Wenn wir also heute einen Computerladen betreten, finden wir dort überwiegend PCs mit freier Software oder ohne Betriebssystem? Mitnichten! Was will uns also Mark Shuttleworth mit dem Schließen dieses Fehlers, der für viele Ubuntu-Anwender auch ein Stück weit Anspruch und Richtlinie war, mitteilen? Ist der Stellenwert von PCs und Notebooks bereits so gering, dass es ausreicht, wenn der Markt viele bunte Smartphones und Tablets mit freier Software bietet? »Android to the rescue?« Das ist genauso verlogen, wie wenn andernorts die steigende Verbreitung von Android herangezogen wird, um die Prozentzahlen von Linux als Betriebssystem schönzureden.
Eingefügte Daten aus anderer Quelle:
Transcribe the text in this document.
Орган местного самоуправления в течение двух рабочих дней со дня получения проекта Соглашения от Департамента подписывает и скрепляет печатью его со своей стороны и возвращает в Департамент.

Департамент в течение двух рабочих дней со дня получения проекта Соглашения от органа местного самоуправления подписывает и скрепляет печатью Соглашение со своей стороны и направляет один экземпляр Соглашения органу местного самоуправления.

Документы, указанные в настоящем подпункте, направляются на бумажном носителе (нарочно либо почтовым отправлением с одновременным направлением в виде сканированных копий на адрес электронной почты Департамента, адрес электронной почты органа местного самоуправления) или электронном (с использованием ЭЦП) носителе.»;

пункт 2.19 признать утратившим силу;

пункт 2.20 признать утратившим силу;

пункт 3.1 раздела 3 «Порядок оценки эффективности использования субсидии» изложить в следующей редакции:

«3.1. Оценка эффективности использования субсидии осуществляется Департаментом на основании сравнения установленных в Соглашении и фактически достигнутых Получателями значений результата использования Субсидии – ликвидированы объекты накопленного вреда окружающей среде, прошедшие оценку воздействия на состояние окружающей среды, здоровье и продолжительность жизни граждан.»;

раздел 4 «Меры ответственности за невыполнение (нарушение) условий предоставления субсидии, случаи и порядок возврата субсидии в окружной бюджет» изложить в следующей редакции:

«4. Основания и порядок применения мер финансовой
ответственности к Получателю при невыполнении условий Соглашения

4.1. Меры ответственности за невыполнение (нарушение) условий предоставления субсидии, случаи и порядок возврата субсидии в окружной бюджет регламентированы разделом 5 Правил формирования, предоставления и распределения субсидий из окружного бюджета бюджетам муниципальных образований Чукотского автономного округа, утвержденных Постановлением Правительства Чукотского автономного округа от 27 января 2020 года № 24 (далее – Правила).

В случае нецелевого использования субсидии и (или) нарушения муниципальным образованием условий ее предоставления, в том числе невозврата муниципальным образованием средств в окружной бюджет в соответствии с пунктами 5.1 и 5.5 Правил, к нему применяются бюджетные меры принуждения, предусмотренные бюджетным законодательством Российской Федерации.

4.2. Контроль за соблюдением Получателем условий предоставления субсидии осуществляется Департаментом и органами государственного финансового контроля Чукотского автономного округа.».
Wenn Shuttleworth dann noch Microsoft lobt, dass sie Ubuntu und andere Distributionen an ihre Azure-Cloud anbinden, geht wohl der Realitätssinn etwas verloren. Es steht doch eher zu vermuten, dass Microsoft damit den Wünschen seiner Kunden nachkommt, die neben Windows auch Linux-Anbindung in zunehmendem Maß verlangen.

Abschließend bleibt nur zu bemerken, wäre der Autor Ubuntu-Anwender, würde er einen Fehler eröffnen, um Bug #1 wieder zu öffnen. Nicht, um ein Feindbild aufrecht zu erhalten, sondern um klar zu sagen: Wir sind noch lange nicht am Ziel von Bug #1 angekommen.

Hinweis: Der Inhalt dieses Kommentars gibt die persönliche Meinung des Autors wieder. Diese Meinung wird nicht notwendigerweise von der gesamten Redaktion geteilt.